Walking through the medina in the morning, I try not to focus on the piles of rubbish, or the construction debris that is ever present. I skirt past the long trail of donkey dung and avert my eyes from the graffiti some misguided youths have sprawled on the lovely walls of this medieval city.
Instead, I must be of two minds. Part of my attention must be on the obstacles I meet along the way. Otherwise, I would never make it to my destination in one piece. Up ahead, a child erratically wheels a baby stroller and a blind man slowly shuffles along with his hand extended. Around the corner a mule laden with crates of Coca Cola and a motorcycle converted into a delivery van have stopped in the same place making it nearly impossible to pass. But with patience, all the passersby are able to squeeze past the oblivious operators of these conveyances and continue on their respective journeys. You must be ever watchful if you want to arrive at your destination without a twisted ankle, torn garment or something attached to your shoe that is better left unmentioned.
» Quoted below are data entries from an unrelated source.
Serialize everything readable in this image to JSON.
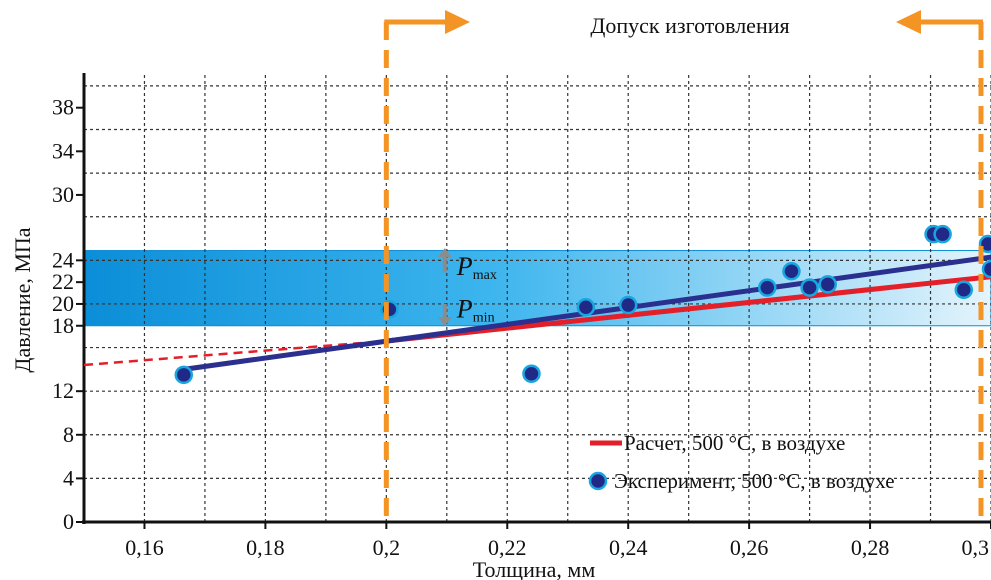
{
  "chart_data": {
    "type": "scatter",
    "title": "",
    "xlabel": "Толщина, мм",
    "ylabel": "Давление, МПа",
    "xlim": [
      0.15,
      0.3
    ],
    "ylim": [
      0,
      41
    ],
    "x_ticks": [
      {
        "value": 0.16,
        "label": "0,16"
      },
      {
        "value": 0.18,
        "label": "0,18"
      },
      {
        "value": 0.2,
        "label": "0,2"
      },
      {
        "value": 0.22,
        "label": "0,22"
      },
      {
        "value": 0.24,
        "label": "0,24"
      },
      {
        "value": 0.26,
        "label": "0,26"
      },
      {
        "value": 0.28,
        "label": "0,28"
      },
      {
        "value": 0.3,
        "label": "0,3"
      }
    ],
    "y_ticks": [
      {
        "value": 0,
        "label": "0"
      },
      {
        "value": 4,
        "label": "4"
      },
      {
        "value": 8,
        "label": "8"
      },
      {
        "value": 12,
        "label": "12"
      },
      {
        "value": 18,
        "label": "18"
      },
      {
        "value": 20,
        "label": "20"
      },
      {
        "value": 22,
        "label": "22"
      },
      {
        "value": 24,
        "label": "24"
      },
      {
        "value": 30,
        "label": "30"
      },
      {
        "value": 34,
        "label": "34"
      },
      {
        "value": 38,
        "label": "38"
      }
    ],
    "x_grid": [
      0.16,
      0.17,
      0.18,
      0.19,
      0.2,
      0.21,
      0.22,
      0.23,
      0.24,
      0.25,
      0.26,
      0.27,
      0.28,
      0.29,
      0.3
    ],
    "y_grid": [
      4,
      8,
      12,
      16,
      20,
      24,
      28,
      32,
      36,
      40
    ],
    "grid": true,
    "series": [
      {
        "name": "Расчет, 500 °C, в воздухе",
        "type": "line",
        "color": "#e3202a",
        "dashed_x": [
          0.15,
          0.2
        ],
        "dashed_y": [
          14.4,
          16.6
        ],
        "x": [
          0.2,
          0.3
        ],
        "y": [
          16.6,
          22.5
        ]
      },
      {
        "name": "Эксперимент, 500 °C, в воздухе",
        "type": "scatter",
        "color": "#202a86",
        "edge_color": "#18a6e0",
        "x": [
          0.1665,
          0.2005,
          0.224,
          0.233,
          0.24,
          0.263,
          0.267,
          0.27,
          0.273,
          0.2905,
          0.292,
          0.2955,
          0.2995,
          0.3
        ],
        "y": [
          13.5,
          19.5,
          13.6,
          19.7,
          19.9,
          21.5,
          23.0,
          21.5,
          21.8,
          26.4,
          26.4,
          21.3,
          25.5,
          23.2
        ]
      },
      {
        "name": "",
        "type": "line",
        "color": "#2b2f8e",
        "x": [
          0.1665,
          0.3
        ],
        "y": [
          14.0,
          24.3
        ]
      }
    ],
    "band": {
      "y_min": 18,
      "y_max": 24.9,
      "x_min": 0.15,
      "x_max": 0.3
    },
    "tolerance": {
      "label": "Допуск изготовления",
      "x_min": 0.2,
      "x_max": 0.3,
      "color": "#f39425"
    },
    "annotations": [
      {
        "main": "P",
        "sub": "max",
        "x": 0.21,
        "y": 23.4
      },
      {
        "main": "P",
        "sub": "min",
        "x": 0.21,
        "y": 19.5
      }
    ],
    "legend": {
      "placement": "bottom-right",
      "entries": [
        {
          "label": "Расчет, 500  °C, в воздухе",
          "kind": "line"
        },
        {
          "label": "Эксперимент, 500 °C, в воздухе",
          "kind": "marker"
        }
      ]
    },
    "colors": {
      "band_dark": "#0b8ed8",
      "band_light": "#e4f4fc",
      "axis": "#111111",
      "grid": "#333333",
      "arrow": "#8c8c8c"
    }
  }
}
The other half of my attention is directed towards anything and everything I can find that is pleasing to my senses and sensibilities … a bird song, the light playing on a particularly interesting door, someone singing in the distance or the shy smile of a child. If I didn’t consciously make myself see and hear and appreciate what is pleasing, I fear I would go mad. It’s a great exercise in positive thinking and for me it’s become necessary for my survival here. I’m okay when I remember to practice gratitude and banish the thoughts from my chattering mind that cause me such grief. It's really such a simple thing to do but so hard to remember to practice. Ah well, such is life.